Grit, Gravel and your ParakeetWhat is Grit?
Grit is literally small pieces of gravel or rock. The use of grit and birds all began when scientists watched pigeons eat, and noticed that the pigeons ate their seeds, then ate some little rocks. They discovered that the rocks 'rolled around' in the pigeons' stomachs and helped to mash the food. They decided that ALL birds must need to eat rocks to digest their food, and soon people were buying grit to give to their parakeets, or putting gravel floor-paper in their parakeets' cages.
Do Parakeets Need Grit?
There has been over the years a pretty large debate over whether parakeets need grit / gravel in their diet. Every vet I have talked to in the last 3 years about this agrees completely that grit is NOT necessary for parakeets.
There ARE some birds such as pigeons that do need gravel. These birds eat seeds WHOLE and the gravel helps their stomachs wear through that outer layer of seed to get to the inner nutritious part. Remembers, birds don't have teeth :) However, parakeets eat SOFT food and hull their seeds. So they only swallow the soft, inner parts of the seeds. They do NOT need gravel.
You might say, what's the harm? So what if they eat some rocks along with their food? Well imagine if YOU ate rocks. You have a tender stomach lining that doesn't enjoy pointy stone things poking at it. The same is true for parakeets. In many cases gravel can cause harm to their digestive systems.
Not only that, but if you use gravel perches or gravel cage-bottoms, it rips up the feet of the parakeets, making them sore and perhaps even bleed. This is NOT a good idea. I remember when I was growing up that this was all the rage. The thought was that the gravel on the perch would trim the nails of the bird, just like bark would.

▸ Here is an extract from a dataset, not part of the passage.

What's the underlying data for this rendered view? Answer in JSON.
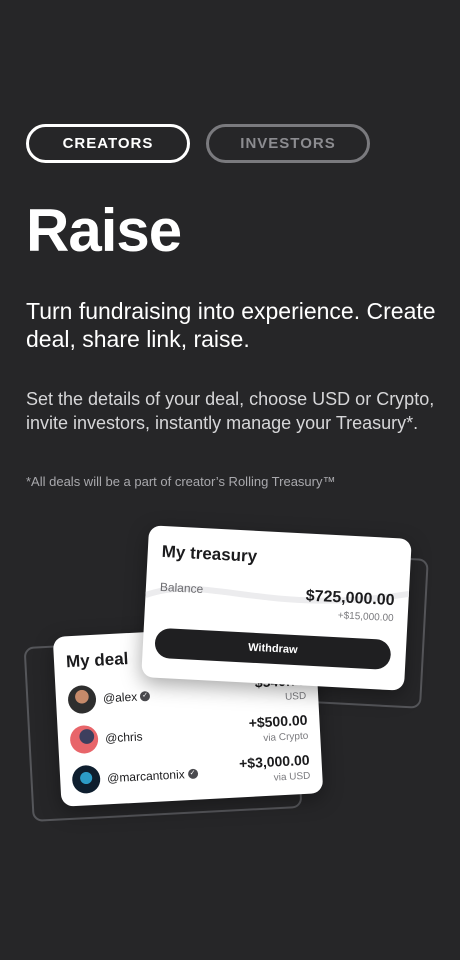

What they found out after a few years is that the gravel didn't do any better than a regular wood perch at keeping those bird nails trimmed nicely. On the other hand, the gravel tore up the soft feet of most birds, causing many medical problems. If a bird's nails really do get too long, a quick snip with regular fingernail trimmers (staying clear of the blood vessel within) will do the trick. Lesson of this story? Quick solutions often cause long term problems.
On the other hand, your birds do need a cuttlebone to trim their beak.